Para ele, se não ocorrer uma recuperação do crédito, “pode falar o que quiser, o PIB vai ser modestíssimo”, alerta. Segundo ele, há notícias de que os bancos estão montando equipes de acompanhamento de empresas para evitar recuperações judiciais com as da Oi, de R$ 64 bilhões. “É outro gargalo para o crescimento”, avalia. “Colocando tudo isso na panela, o crescimento fica modesto mesmo, não tem milagre, e isso dá um pouco de incômodo para se falar em um Índice Bovespa em 75 mil pontos”, afirma Simino. “Pode-se projetar o Ibovespa até em 90 mil pontos, mas qual o risco embutido nessa projeção?”, observa.

Hora de correr mais riscos

Por isso, a opção da Funcesp foi tomar mais risco usando os multimercados. No ano passado, os juros de até 14% prefixados garantiram o cumprimento da meta, mas este ano é preciso buscar outras opções

A boa performance foi puxada pelas aplicações em renda fixa, que tiveram retorno de 17,6% no ano. A renda variável, por sua vez, apresentou rentabilidade de 45,3% e empréstimos a participantes renderam 15,3%. No final do ano, R$ 21,1 bilhões estavam aplicados em renda fixa, R$ 2,9 bilhões em renda variável e R$ 260,5 milhões em operações com participantes. . “No ano passado, conseguidos com uma postura hiperconservadora um ganho bom sobre a meta atuarial, mas neste ano, essa abordagem não vai funcional, vamos ter de tomar mais risco”, diz.

A questão é quanto de risco tomar e que caminho escolher para isso. No caso do multimercado, mesmo os mais agressivos, com volatilidade de 7%, 8% ao ano, estão bem abaixo dos 22% ao ano do índice Bovespa. “Se der certo, podemos perder do índice, mas mesmo assim termos um ganho acima do CDI”, espera.

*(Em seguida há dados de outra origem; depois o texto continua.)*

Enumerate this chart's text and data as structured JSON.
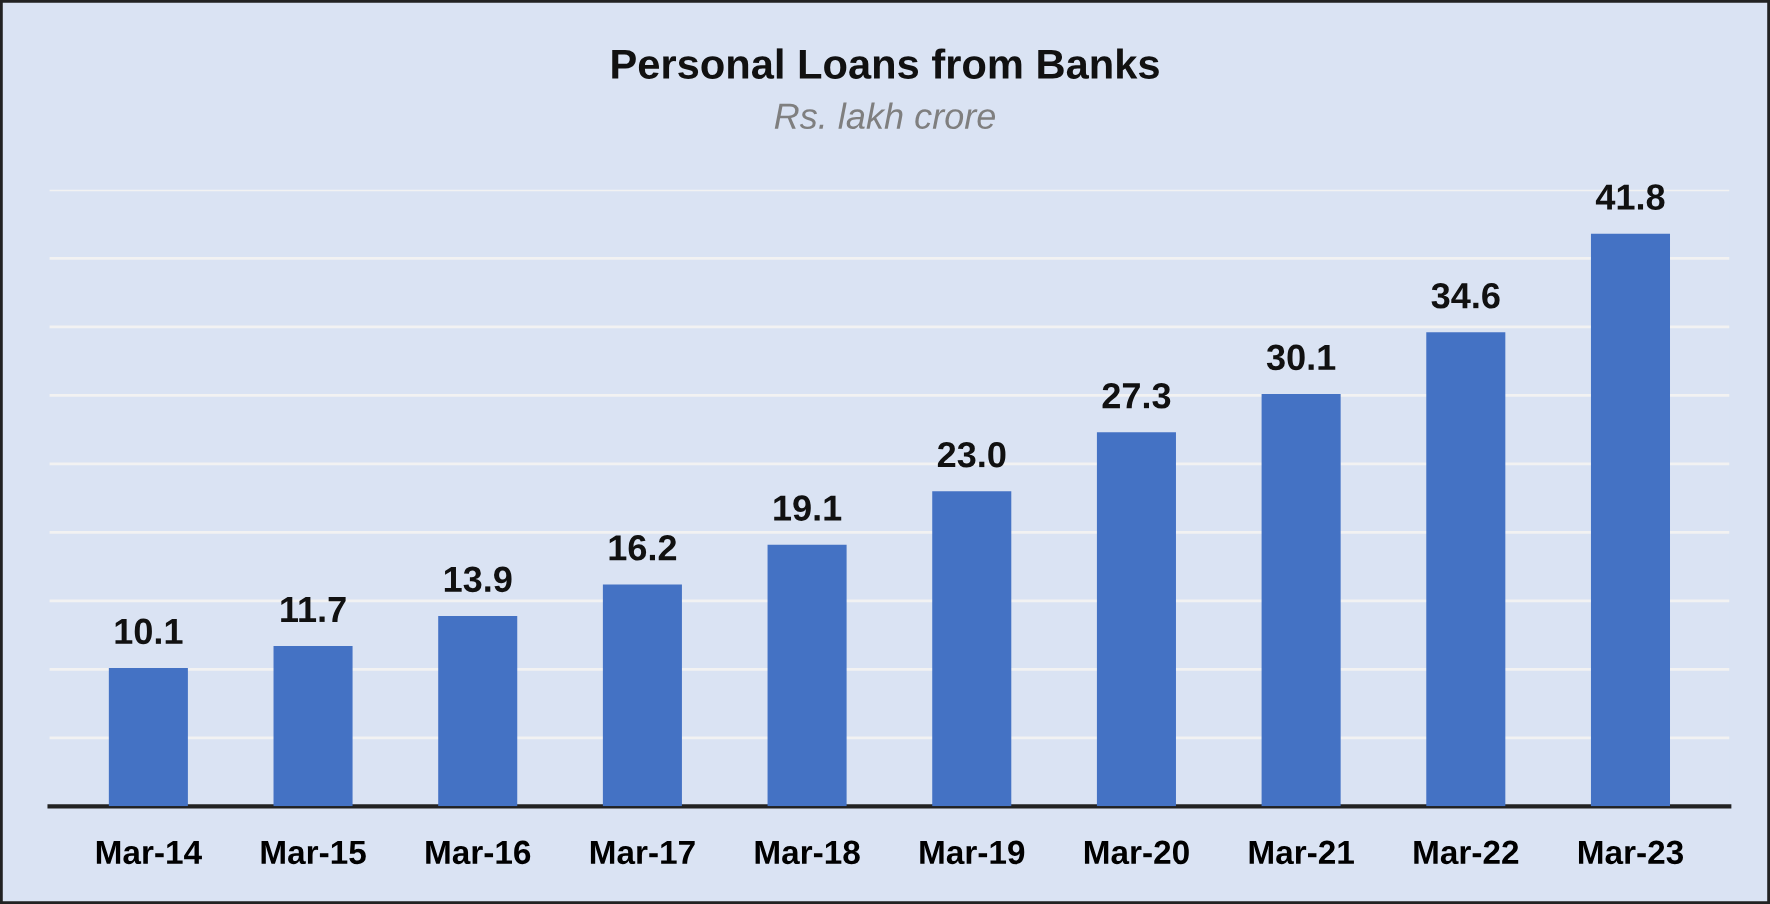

Em bolsa, o fundo aplicou cerca de R$ 150 milhões, uma parcela pequena, 1% da carteira. A preferência foi por empresas do setor de serviços, um pouco de Petrobras e especialmente bancos. “É um caminho lento, mas tem rota de recuperação, lenta, mas tem”, justifica.

Queda dos juros das NTN-B

Já nos títulos do Tesouro, há controvérsia se ainda é vantagem arriscar, diz Simino, referindo-se especialmente às NTN-B, papéis longos corrigidos pela inflação mais juros. O papel para 2055 paga hoje cerca de 5,5% ao ano. “Tem gente que diz que o juro real pode cair mais, para 5%, mas eu acho que não chega, no máximo recua para 5,40% ao ano”, diz. “Também não imagino a Selic a menos que 10% ao ano, não tenho imaginação para menos que isso, acho que sou velho demais”, ironiza.

Com recursos para investimento de R$ 26,6 bilhões, a Funcesp ocupa a quarta posição no ranking geral do setor por ativos. Possui 110 mil participantes de previdência – cerca de 15 mil ativos, 30 mil assistidos e 62 mil dependentes previdenciários – e opera uma folha de pagamento de benefícios de R$ 2 bilhões anual.

Atualmente tem como patrocinadoras as seguintes empresas, para as quais administra benefícios de previdência e/ou saúde: Grupo AES (AES Eletropaulo, AES Tietê, TIM Celular), CESP, Grupo CPFL (CPFL Energia, CPFL Brasil, CPFL Geração, CPFL Paulista, CPFL Piratininga), CTEEP, Duke Energy, Elektro e EMAE.